Serapan logam berat yang rendah, lebih rendah dari ambang batas yang diperbolehkan
dalam makanan yang ditemukan pada batang dan daun sayuran tidak memberi jaminan amannya
sayuran untuk dikonsumsi. Data menunjukkan semakin besar serapan logamnya dalam organ
sayuran, semakin besar penurunan protein, vitamin A, dan vitamin C pada semua jenis sayuran.
Perilaku serapan logam demikian, karena pengaruh kontak dengan logam terhadap proses
fisiologis merupakan hal yang rumit, beragam, dan cenderung tidak terduga (Alabaster & Lloyd,
1980 dalam Connel & Miller, 2006). Dalam kepekatan rendah dapat merangsang, sebaliknya
dalam kepekatan lebih tinggi dapat menjadi penghambat.

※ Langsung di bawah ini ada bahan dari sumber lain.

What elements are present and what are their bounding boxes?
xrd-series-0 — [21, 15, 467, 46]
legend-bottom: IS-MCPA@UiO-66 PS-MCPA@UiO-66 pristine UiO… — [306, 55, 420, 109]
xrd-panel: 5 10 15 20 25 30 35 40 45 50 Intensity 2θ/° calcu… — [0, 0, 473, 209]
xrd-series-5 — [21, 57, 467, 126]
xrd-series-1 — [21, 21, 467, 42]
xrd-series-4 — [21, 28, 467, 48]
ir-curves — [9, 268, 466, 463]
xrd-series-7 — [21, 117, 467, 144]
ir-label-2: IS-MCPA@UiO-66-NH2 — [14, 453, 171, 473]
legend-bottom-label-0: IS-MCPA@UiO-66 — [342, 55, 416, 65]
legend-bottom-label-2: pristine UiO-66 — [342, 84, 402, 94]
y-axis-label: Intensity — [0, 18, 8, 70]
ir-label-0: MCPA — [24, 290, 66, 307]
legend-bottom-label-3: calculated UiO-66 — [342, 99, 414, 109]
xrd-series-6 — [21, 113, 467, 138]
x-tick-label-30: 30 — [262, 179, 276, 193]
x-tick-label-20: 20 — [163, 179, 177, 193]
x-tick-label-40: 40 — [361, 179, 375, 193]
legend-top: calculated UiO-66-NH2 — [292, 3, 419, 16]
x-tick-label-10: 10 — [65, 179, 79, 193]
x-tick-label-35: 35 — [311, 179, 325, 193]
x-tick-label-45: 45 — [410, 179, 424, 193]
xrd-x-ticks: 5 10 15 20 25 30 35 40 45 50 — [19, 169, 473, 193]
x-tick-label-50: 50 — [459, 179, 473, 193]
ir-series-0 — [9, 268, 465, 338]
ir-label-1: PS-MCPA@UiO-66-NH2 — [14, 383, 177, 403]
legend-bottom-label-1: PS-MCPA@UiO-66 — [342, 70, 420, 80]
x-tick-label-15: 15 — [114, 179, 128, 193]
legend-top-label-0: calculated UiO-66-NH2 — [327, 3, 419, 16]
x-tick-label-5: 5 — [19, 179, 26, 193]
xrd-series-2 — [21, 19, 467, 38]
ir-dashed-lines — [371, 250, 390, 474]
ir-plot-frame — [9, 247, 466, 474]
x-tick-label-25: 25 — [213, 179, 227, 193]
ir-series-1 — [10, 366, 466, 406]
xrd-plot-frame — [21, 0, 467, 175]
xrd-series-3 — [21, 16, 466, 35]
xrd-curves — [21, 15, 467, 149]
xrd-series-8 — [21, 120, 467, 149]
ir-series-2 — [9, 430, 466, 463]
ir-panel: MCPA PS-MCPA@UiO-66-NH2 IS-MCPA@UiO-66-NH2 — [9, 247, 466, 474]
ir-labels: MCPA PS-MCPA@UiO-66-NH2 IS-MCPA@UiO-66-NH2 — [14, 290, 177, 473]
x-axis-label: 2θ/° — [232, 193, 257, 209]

Hasil penelitian menunjukkan, ada perbedaan macam logam yang ditemukan antara
lingkungan tercemar dengan bersih. Logam berat Pb dan Cd hanya ditemukan di lingkungan
tercemar. Sebagaimana diketahui, Pb dan Cd merupakan logam yang banyak mencemari
lingkungan dan dikenal paling beracun bagi tanaman, bahkan dapat menurunkan produksi kering
hingga 50%, serta mudah diserap dan ditranslokasikan menuju bagian tanaman yang berbeda
(Souza, 2007). Adanya dua jenis logam ini diduga banyak mempengaruhi kandungan protein,
vitamin A, dan vitamin C sayuran, sehingga secara mencolok ditunjukkan lebih besarnya
penurunan protein, vitamin A, dan vitamin C pada sayuran di lokasi tercemar.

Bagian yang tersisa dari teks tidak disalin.